During winter break, I was in Bethesda, Maryland. One day, I was feeling very strange. Although I hate to say the word, depressed, that was how I felt. At that point, I was feeling desperate and told her that I needed to increase my medication dosage. She told me to contact my doctor, and I did; however, I received an automatic reply saying that she was on maternity leave. Although I was super annoyed, this trip helped me realize that I needed to take greater action.
When I came home, I sent another message to my doctor already knowing the response I’d get. Wait, what was that? I saw a notification, and I had actually received a genuine response. This was from another doctor covering for mine. I didn’t know him at all, but I called him, and he suggested that I do take a higher medication dosage. I was pumped.
Aside from the higher dosage, I made sure to have as much human interaction as I could. I am extremely extroverted, and when I don’t have my people around me, it magnifies the SAD symptoms. So, I began asking people for lunch dates, I joined a ton of clubs, befriended classmates, and became a lot closer to my family as well. Music also helps me a lot, so I began picking up my violin and/or playing something on the piano. As well as that, I got to discover some of my now favorite songs. With all of these coping strategies, I was able to distract myself enough in order to prevent SAD to creep in.

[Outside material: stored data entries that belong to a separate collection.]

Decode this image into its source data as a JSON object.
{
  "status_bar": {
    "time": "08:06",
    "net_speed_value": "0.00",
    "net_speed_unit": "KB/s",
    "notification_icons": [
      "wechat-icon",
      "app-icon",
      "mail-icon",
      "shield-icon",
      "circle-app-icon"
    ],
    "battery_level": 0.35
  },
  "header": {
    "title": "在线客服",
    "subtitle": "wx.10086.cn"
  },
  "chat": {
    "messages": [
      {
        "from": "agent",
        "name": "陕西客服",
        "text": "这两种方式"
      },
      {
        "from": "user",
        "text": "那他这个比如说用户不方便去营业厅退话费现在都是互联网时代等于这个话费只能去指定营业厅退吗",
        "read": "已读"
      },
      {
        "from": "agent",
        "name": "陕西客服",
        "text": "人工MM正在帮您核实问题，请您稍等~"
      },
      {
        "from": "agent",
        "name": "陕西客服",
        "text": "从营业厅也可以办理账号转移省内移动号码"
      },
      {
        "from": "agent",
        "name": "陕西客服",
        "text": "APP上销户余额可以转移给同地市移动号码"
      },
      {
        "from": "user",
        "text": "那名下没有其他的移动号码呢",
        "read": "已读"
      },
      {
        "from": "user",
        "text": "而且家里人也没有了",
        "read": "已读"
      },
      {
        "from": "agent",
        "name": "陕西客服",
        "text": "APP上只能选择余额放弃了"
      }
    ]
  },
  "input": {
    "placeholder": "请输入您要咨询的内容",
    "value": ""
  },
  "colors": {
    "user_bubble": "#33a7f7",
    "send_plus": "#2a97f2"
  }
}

Today, I am doing a lot better. One thing that helped with that was the beginning of daylight savings time. With the clock set ahead, I am now able to enjoy longer days. My mom also purchased a mini light box. If you didn’t know, lightboxes emit sunlight-like rays that help reset our circadian rhythm, ultimately lifting our mood! As well as the lightbox, I also set up two new (and very bright) floor lamps. Even on the gloomiest of days, with the lamps and the lightbox turned on, my room looks like a sunny paradise! Even now, there is still a lot going on in my life, and it can be overwhelming. But, with my sunshine, family, and friends at my disposal, I’ll undoubtedly be able to get past this.